The Eating is going well . . .

As is the love part. We love these children with all our hearts. They are a part of us, family. Just  as their mother is a completely different person than either my husband or me, yet raised in our home, these two are even more different. That’s why these trips alone are so essential to us; so that we can get to know them as who and what they are, not as what we think they are, or what their parents say they are. And, at 11 and 13, a good part of what they are–eating machines. As my husband has remarked several times already this trip–this army travels on its stomach, for sure, and when they are hungry, the nearest pizzaria had best watch out.  Fortunately, in Italy, there are, as my mother would say, a “gracious plenty” of pizza available.  Trying to upgrade their culinary tastes, we have introduced them to lasagna.  And tonight, in Assisi, another breakthrough. Eating at a restaurant recommended by Ricardo–story below–they at least tasted some of the spectacular pasta dishes on offer.
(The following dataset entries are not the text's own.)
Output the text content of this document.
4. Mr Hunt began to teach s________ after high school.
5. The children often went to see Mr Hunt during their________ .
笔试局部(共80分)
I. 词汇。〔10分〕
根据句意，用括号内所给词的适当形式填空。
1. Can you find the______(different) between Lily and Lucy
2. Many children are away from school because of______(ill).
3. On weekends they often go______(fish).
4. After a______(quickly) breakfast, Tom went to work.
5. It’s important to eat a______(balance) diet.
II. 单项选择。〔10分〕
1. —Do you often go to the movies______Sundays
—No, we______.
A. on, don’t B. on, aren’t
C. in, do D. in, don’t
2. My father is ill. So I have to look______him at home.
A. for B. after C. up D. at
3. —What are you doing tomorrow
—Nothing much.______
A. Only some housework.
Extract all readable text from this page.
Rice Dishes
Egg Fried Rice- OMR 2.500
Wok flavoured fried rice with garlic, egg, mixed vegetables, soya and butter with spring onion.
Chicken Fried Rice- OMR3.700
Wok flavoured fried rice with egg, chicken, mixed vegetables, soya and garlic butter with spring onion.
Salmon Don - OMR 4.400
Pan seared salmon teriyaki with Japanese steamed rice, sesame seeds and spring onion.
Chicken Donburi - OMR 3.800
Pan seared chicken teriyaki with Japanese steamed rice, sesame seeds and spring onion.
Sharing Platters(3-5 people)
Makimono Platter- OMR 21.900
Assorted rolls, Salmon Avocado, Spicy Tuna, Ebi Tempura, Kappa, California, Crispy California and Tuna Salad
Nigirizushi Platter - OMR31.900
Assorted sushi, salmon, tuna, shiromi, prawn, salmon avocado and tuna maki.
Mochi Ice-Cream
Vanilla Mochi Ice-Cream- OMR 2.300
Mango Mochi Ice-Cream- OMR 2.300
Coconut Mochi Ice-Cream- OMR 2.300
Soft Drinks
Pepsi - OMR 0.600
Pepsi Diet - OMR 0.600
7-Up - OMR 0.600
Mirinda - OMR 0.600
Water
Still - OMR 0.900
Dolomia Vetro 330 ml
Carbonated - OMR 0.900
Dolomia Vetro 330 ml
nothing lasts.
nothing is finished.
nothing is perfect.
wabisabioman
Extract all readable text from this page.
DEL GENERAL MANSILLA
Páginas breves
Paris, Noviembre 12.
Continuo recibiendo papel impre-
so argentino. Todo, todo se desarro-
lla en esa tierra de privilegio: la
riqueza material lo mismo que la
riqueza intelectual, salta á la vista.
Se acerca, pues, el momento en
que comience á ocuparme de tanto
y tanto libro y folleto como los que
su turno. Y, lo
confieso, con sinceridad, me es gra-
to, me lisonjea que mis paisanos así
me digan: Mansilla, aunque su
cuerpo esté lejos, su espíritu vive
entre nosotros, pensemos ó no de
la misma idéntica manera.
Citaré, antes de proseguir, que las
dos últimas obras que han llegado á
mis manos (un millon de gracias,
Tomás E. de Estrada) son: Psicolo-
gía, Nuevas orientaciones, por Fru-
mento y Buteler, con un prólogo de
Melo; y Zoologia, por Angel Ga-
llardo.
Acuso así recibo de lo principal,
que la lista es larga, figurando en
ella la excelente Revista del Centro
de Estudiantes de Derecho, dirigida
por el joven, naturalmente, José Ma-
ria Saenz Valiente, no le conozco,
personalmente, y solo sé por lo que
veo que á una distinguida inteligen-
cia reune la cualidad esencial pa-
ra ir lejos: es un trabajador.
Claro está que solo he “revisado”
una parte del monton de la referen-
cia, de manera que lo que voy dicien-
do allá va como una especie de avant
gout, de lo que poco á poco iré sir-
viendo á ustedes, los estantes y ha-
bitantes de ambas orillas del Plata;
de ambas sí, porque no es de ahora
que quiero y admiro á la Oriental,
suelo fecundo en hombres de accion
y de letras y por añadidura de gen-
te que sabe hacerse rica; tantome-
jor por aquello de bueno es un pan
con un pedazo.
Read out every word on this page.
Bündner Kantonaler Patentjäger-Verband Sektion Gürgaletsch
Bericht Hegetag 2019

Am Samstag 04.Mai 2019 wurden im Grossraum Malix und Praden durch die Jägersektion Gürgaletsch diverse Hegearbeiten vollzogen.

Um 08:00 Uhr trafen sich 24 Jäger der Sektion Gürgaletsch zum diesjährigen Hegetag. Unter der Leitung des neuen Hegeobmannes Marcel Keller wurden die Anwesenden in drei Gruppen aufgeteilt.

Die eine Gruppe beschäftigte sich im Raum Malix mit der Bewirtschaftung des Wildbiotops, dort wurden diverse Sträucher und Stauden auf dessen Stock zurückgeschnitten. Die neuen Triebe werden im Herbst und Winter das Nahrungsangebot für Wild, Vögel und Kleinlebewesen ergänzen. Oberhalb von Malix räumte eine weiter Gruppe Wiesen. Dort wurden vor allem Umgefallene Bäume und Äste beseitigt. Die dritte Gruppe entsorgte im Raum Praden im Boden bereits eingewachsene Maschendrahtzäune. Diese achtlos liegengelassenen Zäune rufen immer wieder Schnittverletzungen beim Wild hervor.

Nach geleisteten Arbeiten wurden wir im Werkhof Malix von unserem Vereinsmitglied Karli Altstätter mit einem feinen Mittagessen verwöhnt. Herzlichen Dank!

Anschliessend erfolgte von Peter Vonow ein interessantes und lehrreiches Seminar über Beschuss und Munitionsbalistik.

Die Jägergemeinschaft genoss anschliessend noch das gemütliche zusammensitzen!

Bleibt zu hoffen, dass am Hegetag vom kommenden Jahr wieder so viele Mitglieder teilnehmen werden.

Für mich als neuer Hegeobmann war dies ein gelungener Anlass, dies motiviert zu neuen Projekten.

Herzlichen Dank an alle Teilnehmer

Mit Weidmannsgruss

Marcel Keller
Ricardo–the proprietor of a shop we stopped in. Ricardo turned out to have spent his student years in Santa Monica and at UCLA, spends four months of the year on business in Santa Monica, and knows a few of the restaurant owners we know. Ricardo was genuinely pleased to meet people from his US  ‘hood. It was as if we were fast friends already, and immediately got us a table at a restaurant that was completely booked.   Now we all know that true friendships, true bonds, don’t come about instantly; and yet, his attitude was contagious. Perhaps, I wonder, if this is what Christian fellowship should be about–meeting other people who have one thing in common, a love of Christ, and then being willing and open to share that joy, regardless of the many differences in how we express it through our own cultures.

If we try, in our multitasking days, to allow one person that openness and grace, we might get a really good meal out of it.

Eat? Certainly. Pray? Probably. Love? Most Definitely.

Unlike the author of the popular "Eat, Pray, Love" I am not voyaging around the world to "find" myself. I'm not lost. I am in fact in Perugia, Italy filled with good food, and a lot of love. My husband and I are taking our two oldest grandchildren on their first trip to Italy. We love the kids, they love us, and they can, if they want, eat pizza at every meal. (so far,they're trying).
And, I hope, as we see some of the important sites in the history of the church, we might get a little praying going on as well
But for now, our first stop was Pompeii, a city obliterated in just a few hours in a volcanic disaster.
As we walked around looking at the remains of a city literally stopped dead in its tracks, I noticed a feature that not all ruin sites have; they mark a line of reconstruction. That is, there is a definite physical line drawn at the point their the original walls stop, and the modern work that restores the whole begins. It struck me that it could be a metaphor for our lives; somewhere, sometime, each of us has an event that seems to stop our lives. We have to take some time, unearth the foundations that are left of ourselves, and then do some rebuilding, some reconstruction, to create a new entity, both old and new, but whole. Then it's good to remember that line of reconstruction, that separation between the before and the after, that makes us a new creature and yet the same. Restored.